Tetapi jawabanku terserah itu? Apakah aku
memang berniat memenuhi permintaannya? Aku jadi bingung. Ini semua memang
rekayasa Rendi yang gila itu. Aku jadi pasrah. Aku tak biasa ditekan macam
begini. Aku cepat menyerah. Aku mau apa lagi? Dan itu dia, datanglah si Basri
brengsek itu. Yang kini terpikir olehku sekarang adalah, bagaimana caraku agar
hal ini tidak mencolok pada pandangan tetangga kanan-kiriku. Bagaimana aku
harus bersandiwara. Aku harus mengajak si Basri juga untuk bersandiwara. Sialan
kamu Rendi..!
Aku bergerak bangkit. Kunyalakan terang-terang
semua lampu rumah. Lampu halaman, lampu beranda, lampu ruang tamu, lampu ruang
makan. Semuanya jadi terang benderang saat Basri datang dan masuk rumah.
Perhitunganku adalah dengan cara itu, akan mengurangi kecurigaan tetangga bahwa
di malam hari begini aku menerima lelaki asing dalam suasana remang-remang.
Kusambut Basri dengan ramah di depan pintu, untuk memberikan kesan bahwa yang
datang adalah sanak familiku hingga Basri sendiri heran.

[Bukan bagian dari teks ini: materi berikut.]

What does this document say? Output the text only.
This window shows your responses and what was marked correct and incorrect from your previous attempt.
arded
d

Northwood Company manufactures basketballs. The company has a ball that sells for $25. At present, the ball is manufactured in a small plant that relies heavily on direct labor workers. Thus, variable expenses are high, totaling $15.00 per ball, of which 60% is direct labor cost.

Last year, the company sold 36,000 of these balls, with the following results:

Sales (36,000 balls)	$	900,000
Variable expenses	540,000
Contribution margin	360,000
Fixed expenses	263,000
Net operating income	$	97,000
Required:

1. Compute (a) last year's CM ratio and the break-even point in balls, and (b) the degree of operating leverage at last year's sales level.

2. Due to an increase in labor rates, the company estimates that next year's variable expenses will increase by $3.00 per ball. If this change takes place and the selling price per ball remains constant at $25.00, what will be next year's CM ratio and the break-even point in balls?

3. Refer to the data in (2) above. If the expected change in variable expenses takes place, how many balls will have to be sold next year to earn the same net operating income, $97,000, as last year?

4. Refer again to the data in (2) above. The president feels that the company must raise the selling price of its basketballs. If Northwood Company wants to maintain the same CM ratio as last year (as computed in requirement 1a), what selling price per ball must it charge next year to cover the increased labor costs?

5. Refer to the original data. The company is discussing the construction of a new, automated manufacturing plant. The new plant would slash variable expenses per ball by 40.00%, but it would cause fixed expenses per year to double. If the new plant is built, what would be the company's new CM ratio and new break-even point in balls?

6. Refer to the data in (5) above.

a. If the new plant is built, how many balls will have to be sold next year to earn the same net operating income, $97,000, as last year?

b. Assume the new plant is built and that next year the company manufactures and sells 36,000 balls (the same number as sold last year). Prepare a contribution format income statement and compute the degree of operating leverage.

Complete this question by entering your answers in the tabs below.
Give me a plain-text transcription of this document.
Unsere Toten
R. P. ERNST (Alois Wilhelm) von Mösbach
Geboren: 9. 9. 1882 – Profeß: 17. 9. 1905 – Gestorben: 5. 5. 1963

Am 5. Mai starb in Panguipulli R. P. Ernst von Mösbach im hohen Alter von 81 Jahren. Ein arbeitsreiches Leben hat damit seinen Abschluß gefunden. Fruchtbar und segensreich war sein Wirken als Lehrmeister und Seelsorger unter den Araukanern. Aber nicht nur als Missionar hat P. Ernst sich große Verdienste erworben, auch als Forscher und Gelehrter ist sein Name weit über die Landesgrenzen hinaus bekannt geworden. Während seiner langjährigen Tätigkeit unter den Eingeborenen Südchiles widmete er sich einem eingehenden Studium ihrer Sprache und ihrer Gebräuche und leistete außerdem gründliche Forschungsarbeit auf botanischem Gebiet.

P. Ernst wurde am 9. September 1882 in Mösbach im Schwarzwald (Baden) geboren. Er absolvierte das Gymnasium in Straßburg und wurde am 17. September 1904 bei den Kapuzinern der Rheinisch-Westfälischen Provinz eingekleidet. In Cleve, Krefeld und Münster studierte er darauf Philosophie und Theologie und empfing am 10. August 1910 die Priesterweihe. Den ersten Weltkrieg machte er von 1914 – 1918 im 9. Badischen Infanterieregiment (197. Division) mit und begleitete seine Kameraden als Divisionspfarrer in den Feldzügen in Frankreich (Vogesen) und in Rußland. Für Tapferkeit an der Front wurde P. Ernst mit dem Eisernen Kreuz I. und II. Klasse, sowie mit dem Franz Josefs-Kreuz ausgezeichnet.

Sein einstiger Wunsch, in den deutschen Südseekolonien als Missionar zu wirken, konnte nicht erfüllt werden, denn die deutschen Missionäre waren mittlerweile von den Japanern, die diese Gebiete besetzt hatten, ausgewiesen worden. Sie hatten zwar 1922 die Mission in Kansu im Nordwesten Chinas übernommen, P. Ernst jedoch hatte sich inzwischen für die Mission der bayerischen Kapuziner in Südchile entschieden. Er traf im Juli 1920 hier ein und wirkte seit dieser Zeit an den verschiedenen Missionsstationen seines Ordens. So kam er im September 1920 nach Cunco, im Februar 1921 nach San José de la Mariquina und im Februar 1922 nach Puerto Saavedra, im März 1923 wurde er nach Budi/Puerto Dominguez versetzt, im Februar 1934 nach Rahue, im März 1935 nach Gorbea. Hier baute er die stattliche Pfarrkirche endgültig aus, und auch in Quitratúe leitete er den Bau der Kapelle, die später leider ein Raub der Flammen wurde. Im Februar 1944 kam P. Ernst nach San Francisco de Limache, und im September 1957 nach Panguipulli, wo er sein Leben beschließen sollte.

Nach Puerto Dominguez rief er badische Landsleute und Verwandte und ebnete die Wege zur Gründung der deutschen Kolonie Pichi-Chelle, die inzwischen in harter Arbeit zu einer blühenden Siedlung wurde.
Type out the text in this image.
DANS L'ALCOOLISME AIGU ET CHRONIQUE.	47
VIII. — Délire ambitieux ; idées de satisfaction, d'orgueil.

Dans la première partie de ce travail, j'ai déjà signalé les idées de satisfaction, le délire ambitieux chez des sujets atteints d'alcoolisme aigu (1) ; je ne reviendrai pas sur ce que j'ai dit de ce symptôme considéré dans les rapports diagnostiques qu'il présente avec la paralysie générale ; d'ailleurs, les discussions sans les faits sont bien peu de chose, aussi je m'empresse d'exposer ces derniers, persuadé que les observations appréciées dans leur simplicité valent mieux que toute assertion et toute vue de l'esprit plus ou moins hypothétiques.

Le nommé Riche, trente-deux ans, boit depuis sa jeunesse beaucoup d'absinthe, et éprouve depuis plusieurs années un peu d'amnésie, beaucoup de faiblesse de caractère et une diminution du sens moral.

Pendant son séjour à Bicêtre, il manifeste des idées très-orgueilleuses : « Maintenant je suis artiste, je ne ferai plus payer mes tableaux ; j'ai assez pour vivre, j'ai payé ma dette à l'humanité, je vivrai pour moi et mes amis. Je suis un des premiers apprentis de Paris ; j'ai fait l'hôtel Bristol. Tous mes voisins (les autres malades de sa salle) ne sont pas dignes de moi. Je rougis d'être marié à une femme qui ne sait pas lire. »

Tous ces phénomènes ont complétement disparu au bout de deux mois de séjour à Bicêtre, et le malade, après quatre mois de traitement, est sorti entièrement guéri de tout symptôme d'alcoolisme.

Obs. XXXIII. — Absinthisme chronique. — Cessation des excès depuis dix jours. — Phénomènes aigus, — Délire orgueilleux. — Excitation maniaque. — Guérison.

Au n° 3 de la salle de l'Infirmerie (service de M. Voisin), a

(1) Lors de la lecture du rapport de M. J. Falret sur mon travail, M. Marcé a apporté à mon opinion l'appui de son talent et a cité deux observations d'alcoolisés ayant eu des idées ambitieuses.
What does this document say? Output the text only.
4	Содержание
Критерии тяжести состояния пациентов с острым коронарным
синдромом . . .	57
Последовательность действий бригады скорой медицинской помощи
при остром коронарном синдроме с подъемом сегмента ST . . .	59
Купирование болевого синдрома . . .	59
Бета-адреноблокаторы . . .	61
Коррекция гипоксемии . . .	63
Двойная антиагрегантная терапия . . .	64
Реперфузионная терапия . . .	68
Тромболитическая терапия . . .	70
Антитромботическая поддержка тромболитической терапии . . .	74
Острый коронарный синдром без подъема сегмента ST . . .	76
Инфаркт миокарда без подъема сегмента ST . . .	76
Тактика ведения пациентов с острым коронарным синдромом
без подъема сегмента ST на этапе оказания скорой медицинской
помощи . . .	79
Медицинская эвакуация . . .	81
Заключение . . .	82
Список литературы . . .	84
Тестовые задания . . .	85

Dan kubuka lebar-lebar ruang tamu di mana
Basri kupersilakan duduk saat akan masuk rumah. Dan aku sendiri juga
menemaninya duduk layaknya seseorang menerima tamu keluarganya. Aku juga
berbicara keras-keras dan tertawa-tawa, sambil mengisyaratkan kedipan mataku
pada Basri untuk juga mengikuti sandiwara ini. Basri tahu, dan cepat
menyesuaikan diri. Dia berlagak bebas di rumahku, berdiri, jalan sana-sini,
melihat fotoku bersama Mas Adit di tembok dan sebagainya.